Sex wasn't the only adult theme the filmmakers inserted. "We needed a crisis situation," Rosenberg recalls. Hardy puts it more colorfully: "You can make things as cute as you like, but you have to eventually turn things around and get these boys at odds." Early versions of the script focused on a scene in which Maps briefly abandons the other boys inside a cave. In the novel, this is a small incident that serves merely to illustrate the extremes of the boys' competitiveness. "The story has no antagonist," Hardy observes. "In science fiction, westerns, action movies, a bad guy will always get you out of a problem. But we wanted to both keep it simple and honest, while also building up the tension." By working in Maps's isolation from the others, his growing resentment, and the heartbreak of his first love, Rosenberg and Hardy were able to turn the boy into someone who must redeem himself. Making Maps a more pronounced and complex character also paid off for the filmmakers when they were able to sign Daniel Radcliffe, aka Harry Potter, to play the part, his first major role outside of the blockbuster boy-wizard series.

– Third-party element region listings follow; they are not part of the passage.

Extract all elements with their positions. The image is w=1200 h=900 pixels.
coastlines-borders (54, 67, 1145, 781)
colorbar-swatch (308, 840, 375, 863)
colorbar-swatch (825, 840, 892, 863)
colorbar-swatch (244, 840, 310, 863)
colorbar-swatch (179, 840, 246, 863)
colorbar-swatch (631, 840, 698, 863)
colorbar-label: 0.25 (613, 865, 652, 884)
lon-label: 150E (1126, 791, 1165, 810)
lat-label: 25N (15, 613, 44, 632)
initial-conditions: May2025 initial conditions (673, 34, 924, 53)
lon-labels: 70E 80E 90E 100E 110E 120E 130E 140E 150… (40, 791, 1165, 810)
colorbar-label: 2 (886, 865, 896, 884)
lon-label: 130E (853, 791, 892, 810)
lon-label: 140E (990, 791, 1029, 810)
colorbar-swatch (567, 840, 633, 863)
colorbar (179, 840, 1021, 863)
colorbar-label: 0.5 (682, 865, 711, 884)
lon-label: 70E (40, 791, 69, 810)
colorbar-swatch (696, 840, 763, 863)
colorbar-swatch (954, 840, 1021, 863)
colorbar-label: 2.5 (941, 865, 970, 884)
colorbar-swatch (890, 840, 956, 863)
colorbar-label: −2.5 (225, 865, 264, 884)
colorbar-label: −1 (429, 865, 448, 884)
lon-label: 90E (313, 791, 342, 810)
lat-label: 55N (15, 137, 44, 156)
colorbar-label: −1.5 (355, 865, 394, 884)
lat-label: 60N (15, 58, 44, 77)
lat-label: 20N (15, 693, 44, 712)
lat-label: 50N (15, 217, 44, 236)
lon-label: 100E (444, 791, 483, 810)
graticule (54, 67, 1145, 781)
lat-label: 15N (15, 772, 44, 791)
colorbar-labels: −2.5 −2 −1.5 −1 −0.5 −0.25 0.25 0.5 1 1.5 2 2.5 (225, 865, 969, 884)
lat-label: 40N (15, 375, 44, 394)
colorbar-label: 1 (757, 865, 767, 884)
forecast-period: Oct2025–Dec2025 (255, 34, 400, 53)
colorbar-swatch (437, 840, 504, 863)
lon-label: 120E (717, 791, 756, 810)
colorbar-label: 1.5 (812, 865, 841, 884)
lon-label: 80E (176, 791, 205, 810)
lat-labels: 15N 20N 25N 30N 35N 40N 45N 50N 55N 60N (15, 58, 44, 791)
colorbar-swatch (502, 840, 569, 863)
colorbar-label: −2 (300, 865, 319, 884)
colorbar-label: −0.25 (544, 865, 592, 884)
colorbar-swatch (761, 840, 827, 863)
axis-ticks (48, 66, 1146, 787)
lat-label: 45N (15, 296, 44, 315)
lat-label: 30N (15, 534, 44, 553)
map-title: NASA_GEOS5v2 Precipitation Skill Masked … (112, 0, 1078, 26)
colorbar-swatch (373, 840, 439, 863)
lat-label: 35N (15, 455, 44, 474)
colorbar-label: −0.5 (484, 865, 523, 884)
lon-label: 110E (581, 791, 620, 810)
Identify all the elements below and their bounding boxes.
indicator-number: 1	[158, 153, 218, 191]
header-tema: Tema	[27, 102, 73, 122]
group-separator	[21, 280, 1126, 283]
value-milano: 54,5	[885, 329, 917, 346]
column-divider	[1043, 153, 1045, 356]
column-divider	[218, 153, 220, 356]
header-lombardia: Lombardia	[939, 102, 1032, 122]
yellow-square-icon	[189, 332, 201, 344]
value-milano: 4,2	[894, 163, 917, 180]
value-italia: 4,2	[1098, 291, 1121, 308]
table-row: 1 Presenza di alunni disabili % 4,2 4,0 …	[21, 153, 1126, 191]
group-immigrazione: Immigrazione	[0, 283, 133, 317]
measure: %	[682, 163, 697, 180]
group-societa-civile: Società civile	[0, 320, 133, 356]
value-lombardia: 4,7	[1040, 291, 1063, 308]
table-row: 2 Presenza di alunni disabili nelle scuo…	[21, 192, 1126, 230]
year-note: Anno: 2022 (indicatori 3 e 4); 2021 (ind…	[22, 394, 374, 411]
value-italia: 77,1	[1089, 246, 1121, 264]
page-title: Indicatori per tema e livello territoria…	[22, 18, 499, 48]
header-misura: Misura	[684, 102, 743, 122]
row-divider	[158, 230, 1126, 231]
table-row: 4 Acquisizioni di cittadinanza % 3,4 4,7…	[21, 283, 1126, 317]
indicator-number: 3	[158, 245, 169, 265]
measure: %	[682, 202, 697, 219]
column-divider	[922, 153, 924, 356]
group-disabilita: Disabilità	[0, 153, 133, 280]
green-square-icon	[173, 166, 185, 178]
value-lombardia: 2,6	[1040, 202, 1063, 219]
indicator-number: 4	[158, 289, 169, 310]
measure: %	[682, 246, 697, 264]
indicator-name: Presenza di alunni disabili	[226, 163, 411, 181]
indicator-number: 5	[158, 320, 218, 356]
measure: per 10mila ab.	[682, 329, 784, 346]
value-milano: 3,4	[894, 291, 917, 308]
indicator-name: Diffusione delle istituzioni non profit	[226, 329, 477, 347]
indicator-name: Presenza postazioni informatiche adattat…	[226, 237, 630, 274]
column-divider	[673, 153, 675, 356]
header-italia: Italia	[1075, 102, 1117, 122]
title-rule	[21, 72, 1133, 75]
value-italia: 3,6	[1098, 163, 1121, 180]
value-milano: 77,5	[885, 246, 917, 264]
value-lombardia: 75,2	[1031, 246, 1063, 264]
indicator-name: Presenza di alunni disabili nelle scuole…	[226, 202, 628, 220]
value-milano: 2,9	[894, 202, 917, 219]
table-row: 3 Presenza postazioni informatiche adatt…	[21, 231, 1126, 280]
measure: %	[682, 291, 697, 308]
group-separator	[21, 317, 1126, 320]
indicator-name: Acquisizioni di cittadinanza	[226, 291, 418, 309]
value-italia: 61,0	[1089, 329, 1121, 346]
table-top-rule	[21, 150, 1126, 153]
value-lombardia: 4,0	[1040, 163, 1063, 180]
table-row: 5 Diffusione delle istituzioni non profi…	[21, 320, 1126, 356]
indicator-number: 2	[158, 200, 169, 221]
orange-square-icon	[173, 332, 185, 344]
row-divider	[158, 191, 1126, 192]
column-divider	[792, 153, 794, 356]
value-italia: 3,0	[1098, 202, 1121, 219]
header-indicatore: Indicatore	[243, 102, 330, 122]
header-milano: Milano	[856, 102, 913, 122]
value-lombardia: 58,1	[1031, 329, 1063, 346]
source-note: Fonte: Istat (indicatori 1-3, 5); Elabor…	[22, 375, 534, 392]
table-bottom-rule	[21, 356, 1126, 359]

With the presence of Radcliffe, there's a very good chance that December Boys the movie will attract a new generation of readers to Noonan's acclaimed novel, which has long been out of print but is now being rereleased by the University of Queensland Press. The author passed away in 2000. Kinnoch, whose screenplay kick-started the adaptation process, died in 1995. The film that hits screens this autumn bears the imprints of both men (Kinnoch is given a "story work" credit in the film), but it is a decidedly new, more mature and touching take on what could have easily been a simplistic journey through childhood whimsy. Those who do read the novel will be struck by the film's rather stark departures. But they will also find that the movie and the book share a unique feel for the landscape and, more important, a particular sense of freedom and vitality that mark them as lasting entries in the coming-of-age genre.